In company with our better half and the venerable A. M. Ramsey, last Sunday eve, we followed the growing custom of our neighbors, both old and young and strolled leisurely through our village graveyard.

It is interesting to note the final resting place of the dead, to read the dates and verses over the deceased, some of whom were old pioneers to this country, while others were veterans of the great civil war as the friends of later years.  It is reassuring to observe the care and attention bestowed by the living on these sacred places, for an old proverb says: “you are to judge a people by their reverence for their dead and for their heroes of the past.”

It fills one too, with sad sweet thoughts of the long ago as he gets down and reads the inscription on a marble slab over some friend of his younger days. Fifty years ago there was no sign of a cemetery at Pittsboro, now the bones of some 1400 people including infants are moldering beneath the sod here. We can hardly realize the fact that the average interment for the last half century has been 28 a year, yet it must be remembered that this has been a burial place for a considerable territory and sometimes the remains of individuals from a great distance.

The yard is comparatively well kept and there are many attractive tombstones and monuments bearing epitaphs which call up thoughts of the past.
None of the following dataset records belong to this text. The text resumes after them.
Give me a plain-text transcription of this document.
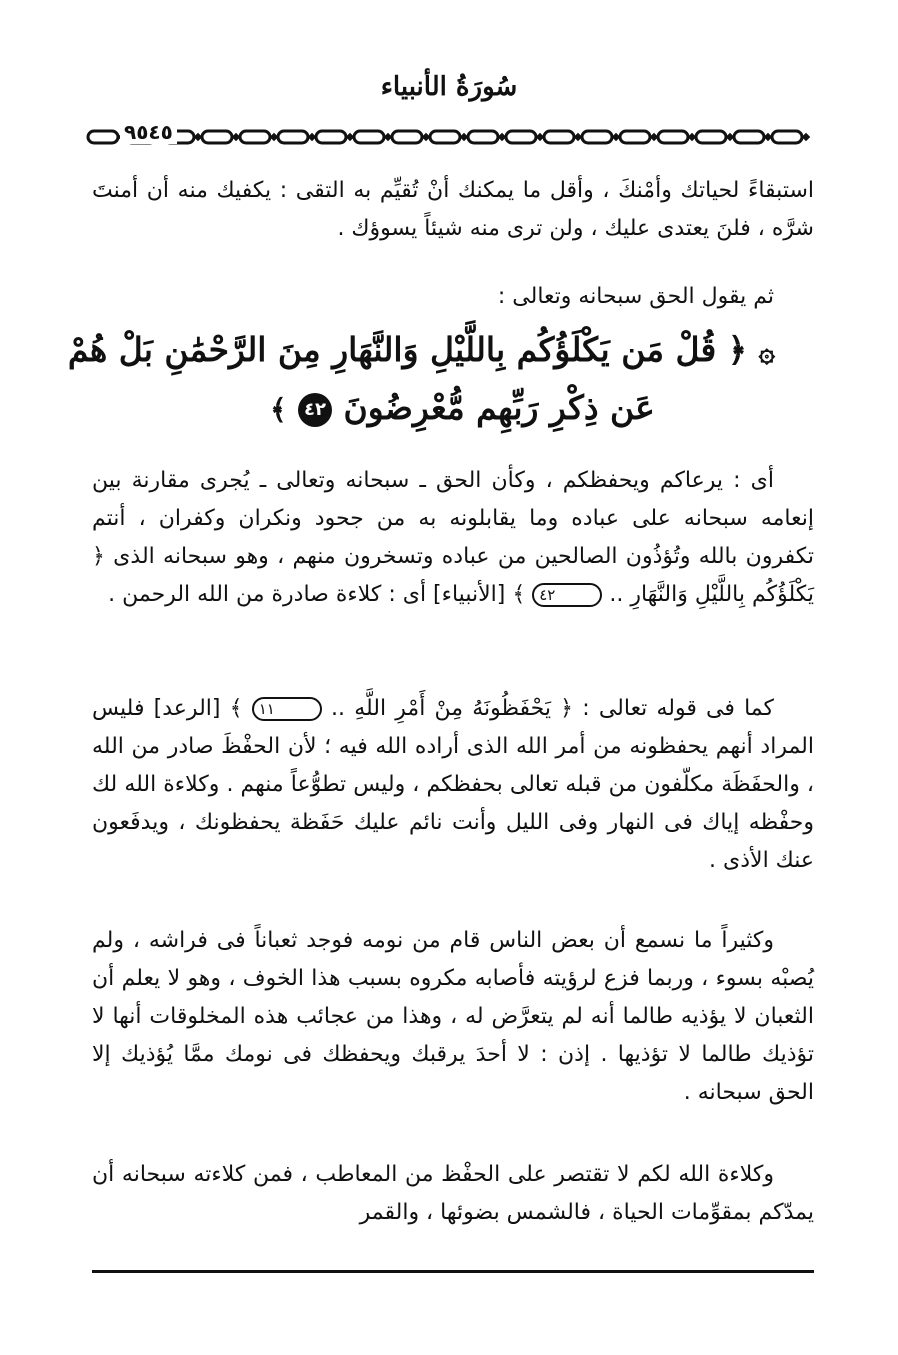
سُورَةُ الأنبياء
٩٥٤٥

استبقاءً لحياتك وأمْنكَ ، وأقل ما يمكنك أنْ تُقيِّم به التقى : يكفيك منه أن أمنتَ شرَّه ، فلنَ يعتدى عليك ، ولن ترى منه شيئاً يسوؤك .

ثم يقول الحق سبحانه وتعالى :

۞ ﴿ قُلْ مَن يَكْلَؤُكُم بِاللَّيْلِ وَالنَّهَارِ مِنَ الرَّحْمَٰنِ بَلْ هُمْ
عَن ذِكْرِ رَبِّهِم مُّعْرِضُونَ ٤٢ ﴾

أى : يرعاكم ويحفظكم ، وكأن الحق ـ سبحانه وتعالى ـ يُجرى مقارنة بين إنعامه سبحانه على عباده وما يقابلونه به من جحود ونكران وكفران ، أنتم تكفرون بالله وتُؤذُون الصالحين من عباده وتسخرون منهم ، وهو سبحانه الذى ﴿ يَكْلَؤُكُم بِاللَّيْلِ وَالنَّهَارِ .. ٤٢ ﴾ [الأنبياء] أى : كلاءة صادرة من الله الرحمن .

كما فى قوله تعالى : ﴿ يَحْفَظُونَهُ مِنْ أَمْرِ اللَّهِ .. ١١ ﴾ [الرعد] فليس المراد أنهم يحفظونه من أمر الله الذى أراده الله فيه ؛ لأن الحفْظَ صادر من الله ، والحفَظَة مكلّفون من قبله تعالى بحفظكم ، وليس تطوُّعاً منهم . وكلاءة الله لك وحفْظه إياك فى النهار وفى الليل وأنت نائم عليك حَفَظة يحفظونك ، ويدفَعون عنك الأذى .

وكثيراً ما نسمع أن بعض الناس قام من نومه فوجد ثعباناً فى فراشه ، ولم يُصبْه بسوء ، وربما فزع لرؤيته فأصابه مكروه بسبب هذا الخوف ، وهو لا يعلم أن الثعبان لا يؤذيه طالما أنه لم يتعرَّض له ، وهذا من عجائب هذه المخلوقات أنها لا تؤذيك طالما لا تؤذيها . إذن : لا أحدَ يرقبك ويحفظك فى نومك ممَّا يُؤذيك إلا الحق سبحانه .

وكلاءة الله لكم لا تقتصر على الحفْظ من المعاطب ، فمن كلاءته سبحانه أن يمدّكم بمقوِّمات الحياة ، فالشمس بضوئها ، والقمر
J. B. Morris and his kind old consort were among the first pioneers to this country. Uncle Joe and Aunt Peggy were well known and liked by younger people here 25 or 30 years ago, now they sleep side by side and the slabs above them informs the passerby that Mr. Morris was 83 years and six months old at his death, his wife had preceded him on a few months.  He was born in 1800 and she in 1821.

Another old pioneer couple that slumber here is Judge Eli Byars and his wife, Sarah, they were well known hereabout 40 years ago, and were well beloved by those who came first.  Judge Byars was born 1807, his wife in 1819.  But the earliest date we notice is that of Wm Sugg (supposedly the father of Prof. J. A. Sugg deceased and of the venerable H. T. Sugg of Big Creek) the date of his birth as given was 1793, he died during the civil war in 1864.

Captain E. R. Enochs and his two wives are sleeping here; he was a veteran of two wars, was born in 1821 and came here from Tennessee after having served in the Mexican war.

Sanders Swaffer, than whom a better man never lived, is sleeping beside Mary, his beloved wife.  He was a veteran of some of the old Indian wars and was a lieutenant in Co. F 4th Miss. Inft. In the war between the states, his company loved him like a father.  He was 67 years old when he died in 1886.

Major H. C. Horton came here from Tennessee about 1848.  When a young man 24 years of age he was a useful citizen and a brave confederate officer.

Well, we should like to mention many others, but afear to tax farther the patience of our readers.

John A. Wear lived 54 years and was buried just before the beginning of the war, Judge J. S. and Z. J. Ryan who only a few years ago were well known throughout the county and were honored by the people, rest here till the resurrection morning.  There also repose the mortal remains of old Drs. Roane, Ryan, Capt. DuBerry and his beloved wife, Silas and Ransom Pilgreen, Esq. Sam A. Spence: and wife and a host that we can’t mention now.

These with many other pioneers and veterans who sleep in this cemetery deserve to be mentioned and remembered for their noble deeds are worth of perpetuation.  Their upright principals and patriotism left us as an inheritance are worthy to be followed.  In every graveyard of any magnitude in this county may be found the moldering remains of just men and women. Can they be forgotten? Never.